A partir de ces quelques pistes nous allons tenter d’élaborer la question proposée en reprenant
les trois hypothèses qu’elle contient. Chacune d’elles nous renverra à la fois à un sens
possible du verbe « aimer » (l’épaisseur sémantique de la notion d’amour étant déjà en soi un
problème) et à un modèle de la relation médecin-patient dont nous ne pourrons qu’esquisser
les contours et suggérer les limites (voire les possibles dérives).
La médecine comme praxis, savoir faire, est dès son origine indissociable d’un certain nombre
de règles qui en délimitent l’exercice .Celles-ci constituent, pour l’essentiel, la trame du
serment d’Hippocrate définissant ce qu’il convient de faire et de ne pas faire sous peine de
sanctions. On les qualifiera ultérieurement (à partir du XIXème siècle) de déontologiques.

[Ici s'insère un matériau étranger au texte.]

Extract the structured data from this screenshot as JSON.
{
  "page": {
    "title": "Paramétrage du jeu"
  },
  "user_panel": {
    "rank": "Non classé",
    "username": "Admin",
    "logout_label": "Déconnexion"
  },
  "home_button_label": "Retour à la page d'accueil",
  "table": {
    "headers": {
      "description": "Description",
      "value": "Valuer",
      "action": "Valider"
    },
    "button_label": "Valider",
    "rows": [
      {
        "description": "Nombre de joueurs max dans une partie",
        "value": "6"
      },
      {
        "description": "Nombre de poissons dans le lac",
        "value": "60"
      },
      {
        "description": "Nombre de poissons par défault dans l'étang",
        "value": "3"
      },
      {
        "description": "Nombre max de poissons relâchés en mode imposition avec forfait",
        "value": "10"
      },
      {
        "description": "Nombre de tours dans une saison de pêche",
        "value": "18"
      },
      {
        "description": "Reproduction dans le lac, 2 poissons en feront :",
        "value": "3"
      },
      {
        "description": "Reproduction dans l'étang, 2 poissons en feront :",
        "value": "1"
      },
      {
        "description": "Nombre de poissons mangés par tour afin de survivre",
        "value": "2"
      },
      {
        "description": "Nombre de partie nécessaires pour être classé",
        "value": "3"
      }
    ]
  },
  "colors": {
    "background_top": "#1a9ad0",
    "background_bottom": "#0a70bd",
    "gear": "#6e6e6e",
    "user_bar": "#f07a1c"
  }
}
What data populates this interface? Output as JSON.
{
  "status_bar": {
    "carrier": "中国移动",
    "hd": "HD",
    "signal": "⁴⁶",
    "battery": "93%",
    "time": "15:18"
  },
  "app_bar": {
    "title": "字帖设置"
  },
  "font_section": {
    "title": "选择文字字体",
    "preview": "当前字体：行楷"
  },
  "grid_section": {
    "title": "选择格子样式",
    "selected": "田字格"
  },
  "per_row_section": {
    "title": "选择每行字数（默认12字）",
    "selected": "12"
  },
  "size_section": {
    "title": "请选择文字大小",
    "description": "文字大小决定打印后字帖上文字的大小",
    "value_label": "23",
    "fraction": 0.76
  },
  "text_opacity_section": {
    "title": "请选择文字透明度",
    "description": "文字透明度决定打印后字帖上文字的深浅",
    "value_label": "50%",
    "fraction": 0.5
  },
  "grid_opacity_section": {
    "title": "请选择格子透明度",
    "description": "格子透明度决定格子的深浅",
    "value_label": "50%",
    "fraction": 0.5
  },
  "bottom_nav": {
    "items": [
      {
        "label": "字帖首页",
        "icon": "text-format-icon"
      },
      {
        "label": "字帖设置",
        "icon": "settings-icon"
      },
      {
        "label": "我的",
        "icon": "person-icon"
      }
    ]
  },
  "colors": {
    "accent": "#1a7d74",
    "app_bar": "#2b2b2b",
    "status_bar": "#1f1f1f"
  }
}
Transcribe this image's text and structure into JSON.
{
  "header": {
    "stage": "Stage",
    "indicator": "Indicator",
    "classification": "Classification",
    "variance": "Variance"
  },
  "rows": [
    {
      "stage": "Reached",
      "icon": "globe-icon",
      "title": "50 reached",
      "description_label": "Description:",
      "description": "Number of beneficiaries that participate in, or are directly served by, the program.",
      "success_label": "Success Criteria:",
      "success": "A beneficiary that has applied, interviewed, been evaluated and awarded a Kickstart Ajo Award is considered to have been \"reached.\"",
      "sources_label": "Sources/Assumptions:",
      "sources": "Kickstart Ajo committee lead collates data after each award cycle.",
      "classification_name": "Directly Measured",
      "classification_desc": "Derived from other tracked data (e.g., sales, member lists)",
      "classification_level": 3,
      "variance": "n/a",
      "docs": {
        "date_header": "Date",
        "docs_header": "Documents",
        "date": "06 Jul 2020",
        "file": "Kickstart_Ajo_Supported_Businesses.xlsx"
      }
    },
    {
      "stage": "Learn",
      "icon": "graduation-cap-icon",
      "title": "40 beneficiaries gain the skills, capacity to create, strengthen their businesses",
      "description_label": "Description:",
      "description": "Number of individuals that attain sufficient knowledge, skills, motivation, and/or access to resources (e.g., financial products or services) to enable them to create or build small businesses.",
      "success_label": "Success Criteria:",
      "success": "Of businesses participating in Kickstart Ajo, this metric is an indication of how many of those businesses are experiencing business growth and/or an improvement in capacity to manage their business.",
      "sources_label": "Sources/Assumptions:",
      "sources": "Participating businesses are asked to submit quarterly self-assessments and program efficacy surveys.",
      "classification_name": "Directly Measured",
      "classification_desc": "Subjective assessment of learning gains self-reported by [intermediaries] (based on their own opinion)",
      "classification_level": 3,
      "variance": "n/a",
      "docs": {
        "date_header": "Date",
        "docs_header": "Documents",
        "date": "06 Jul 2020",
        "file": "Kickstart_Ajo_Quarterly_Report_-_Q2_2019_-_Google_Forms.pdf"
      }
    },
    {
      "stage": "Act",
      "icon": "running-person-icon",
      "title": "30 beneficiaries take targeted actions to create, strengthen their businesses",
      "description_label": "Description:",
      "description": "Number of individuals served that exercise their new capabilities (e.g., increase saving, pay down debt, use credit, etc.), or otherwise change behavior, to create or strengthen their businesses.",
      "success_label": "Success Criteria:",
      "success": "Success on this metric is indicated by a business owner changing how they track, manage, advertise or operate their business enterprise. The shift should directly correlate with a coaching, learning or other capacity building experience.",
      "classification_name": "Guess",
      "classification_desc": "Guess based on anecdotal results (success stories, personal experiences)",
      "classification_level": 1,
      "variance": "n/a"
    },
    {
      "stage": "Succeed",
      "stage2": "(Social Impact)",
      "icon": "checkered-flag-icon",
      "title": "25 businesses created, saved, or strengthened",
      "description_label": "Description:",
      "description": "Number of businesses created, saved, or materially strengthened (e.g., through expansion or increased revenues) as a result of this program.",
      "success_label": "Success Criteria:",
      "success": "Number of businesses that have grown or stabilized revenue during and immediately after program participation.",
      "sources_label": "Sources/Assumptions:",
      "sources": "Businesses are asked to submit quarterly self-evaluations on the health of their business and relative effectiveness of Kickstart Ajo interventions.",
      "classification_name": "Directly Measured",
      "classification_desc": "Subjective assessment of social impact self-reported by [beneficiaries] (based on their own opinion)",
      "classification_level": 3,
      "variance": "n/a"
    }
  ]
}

Elles définissent pour tout médecin des obligations qui, littéralement, le lient à ses pairs et à
ses patients. Ainsi il lui faut respecter le secret professionnel, ne pas nuire à celui qu’il a le
devoir de soigner en l’assistant dans la durée, faire bon usage de ses connaissances et
techniques au service de la vie, etc.…
Ces devoirs trouvent leur fondement dans l’ asymétrie, la dissymétrie initiale qui caractérise
la relation entre le soignant (le médecin ) instruit de la maladie , de ses causes et des moyens
de lutter contre elle, en position de savoir et de pouvoir et le patient, ignorant (même si
aujourd’hui il a sa disposition une masse d’informations sur les maladies en général via
l’Internet et autres moyens de diffusion) et fragilisé par sa situation d’être mal portant. Le
patient est celui qui subit comme le terme le souligne (pati : souffrir, être affecté par) mais
aussi celui qui est en souffrance c’est à dire en attente de ce que la médecine peut lui apporter
en termes d’amélioration de son état, d’atténuation de ses douleurs voire de guérison.
Demandeur de soins il se trouve, de fait, sous la dépendance de celui qui est capable de les lui
prodiguer ; « minorisé » par la souffrance, il est sous la « tutelle » du « majeur » qu’est
l’homme de l’art. Je reprends ici délibérément le vocabulaire de Kant dans son opuscule
Qu’est-ce que les Lumières ? où le philosophe s’efforce de penser les situations
d’hétéronomie qu’il illustre, entre autres, par celle qui nous intéresse ici. Cette dépendance de
fait est apparemment légitimée par la confiance que le malade accorde à son médecin.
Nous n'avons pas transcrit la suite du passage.